Когда мы подошли к какому-то чужому дому, снег начал падать по-новому. Множество усталых старых туч столпились над нашими головами и, как им заблагорассудилось, извергли сразу же огромную массу снега.
То не были обыкновенные хлопья снега, они падали прямо вниз большими слипшимися между собой льдинами, они тут же сжимались, быстро опускаясь вниз. И были они не белыми, а серыми. Мир казался тяжелым, как свинец.
Мама внесла в дом чемоданы, потопала ногами на коврике у двери и стала говорить, говорить и говорить о том, как, по ее мнению, весело, что все выглядит таким другим и непохожим…
Я же не произносила ни слова, так как чужой дом мне не понравился. Я стояла у окна и смотрела, как падает снег, но он был ошибочный, не настоящий. Он был не таким, как в городе. Там его белыми и черными хлопьями заносит ветром на крышу или же он падает, божественно спокойный, описывая красивые дуги над окном гостиной. Весь ландшафт казался также опасным. Он простирался, обнаженный и открытый, и заглатывал снег, а деревья стояли черными рядами, уходившими в никуда. На краю света виднелась узкая лесная опушка. Все было ошибочным и не настоящим. В городе должна быть зима, а за городом лето. Мы же во всем пребывали на ошибочной, не настоящей стороне.
Дом был большой и пустой. Здесь оказалось слишком много комнат. Все выглядело очень чисто, и ты не слышал своих собственных шагов, так как ковры были большими и мягкими, как мех.
Когда ты стоял в какой-либо комнате, издалека виднелась целая анфилада помещений, и это производило грустное впечатление: похоже на поезд, который вскоре должен отойти и выключает свои огни над перроном. Самая последняя комната была темной, будто ты находился внутри туннеля, без единого слабого мерцания золотых рам и блеска висевшего высоко на стене зеркала. Все лампы светили мягко и туманно, образуя небольшой кружок света. И не было слышно шагов, когда ты бежал.
На улице все обстояло точно так же. Мягко и неопределенно. А снег только и делал, что все падал и падал.
Я спросила, почему мы живем в чужом доме, но не получила сколько-нибудь вразумительного ответа. Та женщина, что готовила еду, почти никогда не показывалась и не болтала.
Она незаметно входила, а потом так же незаметно выходила. Дверь снова беззвучно закрывалась и долгое время раскачивалась, пока все снова не стихало. Я демонстрировала свою неприязнь к дому тем, что не произносила ни слова.

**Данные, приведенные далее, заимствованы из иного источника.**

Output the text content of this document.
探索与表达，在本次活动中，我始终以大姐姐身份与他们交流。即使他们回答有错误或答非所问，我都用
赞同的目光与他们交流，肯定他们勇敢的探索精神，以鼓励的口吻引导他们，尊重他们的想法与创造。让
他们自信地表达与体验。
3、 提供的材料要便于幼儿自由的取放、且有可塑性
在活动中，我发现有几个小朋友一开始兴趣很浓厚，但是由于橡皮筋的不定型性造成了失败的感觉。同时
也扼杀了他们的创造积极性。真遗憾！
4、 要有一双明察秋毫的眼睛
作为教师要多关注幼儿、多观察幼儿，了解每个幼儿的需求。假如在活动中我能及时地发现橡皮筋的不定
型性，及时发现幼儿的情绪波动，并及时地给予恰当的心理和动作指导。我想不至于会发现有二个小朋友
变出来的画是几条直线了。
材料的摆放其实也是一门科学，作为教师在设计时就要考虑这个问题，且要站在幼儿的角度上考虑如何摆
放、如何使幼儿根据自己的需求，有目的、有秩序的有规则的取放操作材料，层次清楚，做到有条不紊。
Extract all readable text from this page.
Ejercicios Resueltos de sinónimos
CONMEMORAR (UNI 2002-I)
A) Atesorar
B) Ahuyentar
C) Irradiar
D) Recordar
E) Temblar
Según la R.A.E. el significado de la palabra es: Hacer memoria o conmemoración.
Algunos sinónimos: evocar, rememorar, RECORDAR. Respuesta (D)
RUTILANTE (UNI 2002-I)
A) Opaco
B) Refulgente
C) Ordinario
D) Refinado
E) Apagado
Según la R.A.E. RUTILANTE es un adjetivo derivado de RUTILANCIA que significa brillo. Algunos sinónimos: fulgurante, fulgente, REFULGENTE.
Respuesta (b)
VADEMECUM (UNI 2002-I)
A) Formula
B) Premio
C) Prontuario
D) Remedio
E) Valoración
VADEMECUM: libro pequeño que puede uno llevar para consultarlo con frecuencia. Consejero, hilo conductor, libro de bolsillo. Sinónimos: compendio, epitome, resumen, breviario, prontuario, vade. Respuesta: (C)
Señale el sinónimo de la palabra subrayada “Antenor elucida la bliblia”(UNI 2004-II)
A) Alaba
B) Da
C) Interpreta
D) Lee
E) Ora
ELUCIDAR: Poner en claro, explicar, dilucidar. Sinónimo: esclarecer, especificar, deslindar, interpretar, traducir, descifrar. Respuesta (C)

После полудня снег стал еще более серым и падал хлопьями, прилипая к стеклам окон, и стекал вниз и снова появлялись из сумерек хлопья снега, и все повторялось сначала. Они походили на серые руки с сотнями пальцев. Я попыталась все время смотреть на большую снежинку, пока она опускалась вниз; она как бы распустилась и падала все быстрее и быстрее. Затем я уставилась на следующую, и она тоже падала, и еще на следующую, следующую… и в конце концов у меня заболели глаза и я испугалась.
Во всех комнатах было жарко, тут располагались комнаты для множества людей, но нас было только двое. Я ничего не сказала.
Мама радовалась, она бегала вокруг и кричала:
— Как мирно и спокойно! Как тепло!
А потом она уселась за большой полированный стол и принялась за работу. Мама убрала кружевную скатерть, разложила все свои иллюстрации и открыла бутылочку с тушью. Тогда я поднялась вверх по лестнице. Та трещала и скрипела и издавала множество звуков, которые бывают у лестниц, когда целая семья ходит по ним долгие годы. Это хорошо, так и надо делать. Тут уж знаешь точно, какая ступенька трещит, а какая беззвучна, и на какую надо встать, если не хочешь, чтобы тебя услыхали. Единственное — эта лестница была не наша.
Ею пользовалась совсем другая семья. Поэтому я считала эту лестницу жуткой. В верхнем этаже точно так же мягким светом горели все лампы, и во всех комнатах было тепло и чисто, а двери открыты. Только одна единственная дверь оказалась заперта. Там было холодно и темно, и там находился чердак, где в ларях и в сундуках лежали вещи чужой семьи, а мешочки, защищающие вещи от моли, висели длинными рядами и чуть заиндевели сверху.